Derivatives as Rate of Change

Derivatives are fundamental to differential calculus. They describe how a function behaves, such as increasing or decreasing. Suppose we have two quantities, x and y, that vary together and are related by the function y = f(x). The derivative of this function, denoted as\frac{dy}{dx}, represents the rate of change of y with respect to x. This tells us how y changes as x changes.

For example: Find the rate of change of volume of a cube whose sides are increasing at the rate of 2 m/s. 

Solution: 

Let's say the length of the side of cube is "a". The volume of cube is given by, V = a³. 

\frac{dV}{da} = \frac{d(a^3)}{da}

⇒ \frac{dV}{dt} = 3a^2\frac{da}{dt}

⇒\frac{dV}{dt} = 3a^2(2)

⇒\frac{dV}{dt} = 6a² m³/s. 

Increasing and Decreasing Functions 

Derivatives are also used in finding out whether the function is increasing or decreasing or none of them. The figure given below shows the function f(x) = x². 

Notice in the figure, the function is decreasing in the interval (-∞, 0) and increasing in the interval (0,∞). 

In an interval I contained in the domain of real valued function “f”. Then, f is said to be, 

• Increasing on I, if x₁ < x₂ in I ⇒ f(x₁) ≤ f(x₂) for all x₁, x₂ ∈ I.
• Strictly Increasing on I, if x₁ < x₂ in I ⇒ f(x₁) < f(x₂) for all x₁, x₂ ∈ I.

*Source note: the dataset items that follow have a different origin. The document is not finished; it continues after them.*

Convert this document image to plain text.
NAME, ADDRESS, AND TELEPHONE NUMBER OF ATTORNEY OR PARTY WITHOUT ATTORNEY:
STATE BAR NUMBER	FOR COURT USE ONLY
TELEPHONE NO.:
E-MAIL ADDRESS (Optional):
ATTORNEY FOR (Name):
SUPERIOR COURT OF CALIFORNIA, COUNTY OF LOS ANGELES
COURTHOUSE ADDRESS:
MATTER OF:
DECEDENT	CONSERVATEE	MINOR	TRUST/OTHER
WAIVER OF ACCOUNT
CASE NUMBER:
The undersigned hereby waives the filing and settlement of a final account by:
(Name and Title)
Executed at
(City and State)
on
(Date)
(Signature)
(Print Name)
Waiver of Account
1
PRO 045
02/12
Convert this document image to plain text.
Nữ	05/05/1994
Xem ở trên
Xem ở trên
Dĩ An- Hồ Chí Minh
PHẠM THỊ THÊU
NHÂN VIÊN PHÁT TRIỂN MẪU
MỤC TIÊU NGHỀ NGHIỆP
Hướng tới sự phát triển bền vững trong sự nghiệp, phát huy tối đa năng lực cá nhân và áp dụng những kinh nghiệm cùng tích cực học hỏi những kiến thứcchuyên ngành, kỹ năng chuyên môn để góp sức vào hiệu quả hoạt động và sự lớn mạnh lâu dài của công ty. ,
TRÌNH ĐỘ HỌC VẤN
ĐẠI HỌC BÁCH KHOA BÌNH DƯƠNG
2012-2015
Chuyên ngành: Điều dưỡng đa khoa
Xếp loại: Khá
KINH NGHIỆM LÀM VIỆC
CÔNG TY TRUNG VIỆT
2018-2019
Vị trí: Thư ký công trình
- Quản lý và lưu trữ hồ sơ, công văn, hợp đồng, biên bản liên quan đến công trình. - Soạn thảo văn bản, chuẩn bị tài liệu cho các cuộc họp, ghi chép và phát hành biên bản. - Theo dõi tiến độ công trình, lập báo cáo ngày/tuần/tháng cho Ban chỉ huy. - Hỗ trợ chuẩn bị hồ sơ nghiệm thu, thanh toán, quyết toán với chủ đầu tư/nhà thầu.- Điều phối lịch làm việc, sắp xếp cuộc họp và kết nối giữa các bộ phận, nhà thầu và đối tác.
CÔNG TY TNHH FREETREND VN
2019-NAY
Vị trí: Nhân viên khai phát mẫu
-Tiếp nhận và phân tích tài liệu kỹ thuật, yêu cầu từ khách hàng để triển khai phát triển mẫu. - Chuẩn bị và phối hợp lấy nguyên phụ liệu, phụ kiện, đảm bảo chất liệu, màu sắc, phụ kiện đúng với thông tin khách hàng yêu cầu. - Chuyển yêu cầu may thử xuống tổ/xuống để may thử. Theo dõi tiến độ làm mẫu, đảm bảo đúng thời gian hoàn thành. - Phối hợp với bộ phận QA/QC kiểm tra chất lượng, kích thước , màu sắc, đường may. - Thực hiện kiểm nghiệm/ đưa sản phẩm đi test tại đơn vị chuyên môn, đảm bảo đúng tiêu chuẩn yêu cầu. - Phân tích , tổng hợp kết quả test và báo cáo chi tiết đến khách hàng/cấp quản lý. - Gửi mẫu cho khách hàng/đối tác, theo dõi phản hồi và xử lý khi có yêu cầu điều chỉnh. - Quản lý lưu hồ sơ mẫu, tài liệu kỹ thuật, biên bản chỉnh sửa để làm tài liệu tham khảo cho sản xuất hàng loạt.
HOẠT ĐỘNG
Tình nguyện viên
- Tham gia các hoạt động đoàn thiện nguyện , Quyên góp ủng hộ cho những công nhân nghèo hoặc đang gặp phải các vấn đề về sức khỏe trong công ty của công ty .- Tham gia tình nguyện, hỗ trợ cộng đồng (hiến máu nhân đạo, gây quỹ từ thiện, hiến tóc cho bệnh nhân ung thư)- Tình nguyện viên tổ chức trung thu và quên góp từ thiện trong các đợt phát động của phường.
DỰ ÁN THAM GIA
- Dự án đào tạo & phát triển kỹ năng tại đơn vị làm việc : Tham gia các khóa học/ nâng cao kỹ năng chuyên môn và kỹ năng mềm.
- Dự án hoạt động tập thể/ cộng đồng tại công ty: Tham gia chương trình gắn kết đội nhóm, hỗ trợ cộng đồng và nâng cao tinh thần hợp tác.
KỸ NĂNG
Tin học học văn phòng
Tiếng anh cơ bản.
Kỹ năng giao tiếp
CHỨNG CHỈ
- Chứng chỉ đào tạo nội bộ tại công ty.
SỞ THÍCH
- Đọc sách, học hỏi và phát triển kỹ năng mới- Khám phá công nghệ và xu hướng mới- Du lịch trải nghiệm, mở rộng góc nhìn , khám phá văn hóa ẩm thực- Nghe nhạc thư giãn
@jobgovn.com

• Decreasing on I, if x₁ < x₂ in I ⇒ f(x₁) ≥ f(x₂) for all x₁, x₂ ∈ I.
• Strictly Decreasing on I, if x₁ < x₂ in I ⇒ f(x₁) > f(x₂) for all x₁, x₂ ∈ I.

Now we know the definitions for increasing and decreasing functions. Let's see how to recognise a function that is increasing or decreasing in an interval. 

Let's say f is continuous on [a, b] and differentiable on the open interval (a, b). Then, 

1. f is increasing in (a, b) if f'(x) > 0 in the interval [a, b].
2. f is decreasing in (a, b) if f'(x) < 0 in the given interval.
3. f is constant if f'(x) = 0.

Sample Problems on Derivatives as Rate of Change

Question 1: Let's say we have a circle whose radius is increasing. Find the rate of change of area with radius when r = 4cm. 

Solution: 

Let's say "A" is the area of the circle and “r” be the radius of the circle.

A = πr²

Differentiating it with respect to radius. 

\frac{dA}{dr} = \frac{d(\pi r^2)}{dr}

⇒ \frac{dA}{dr} = 2\pi r

At r = 4. 

\frac{dA}{dr} = 8\pi

Question 2: Let's say we have a rectangle whose sides are changing every second. The length is increasing at the rate of 3 m/s while the breadth is increasing at 8 m/s. Calculate the rate at which the area of the rectangle is increasing when the length = 8m and the breadth = 5m. 

Solution: 

Let, x be the length of the rectangle and y be the breadth of rectangle. 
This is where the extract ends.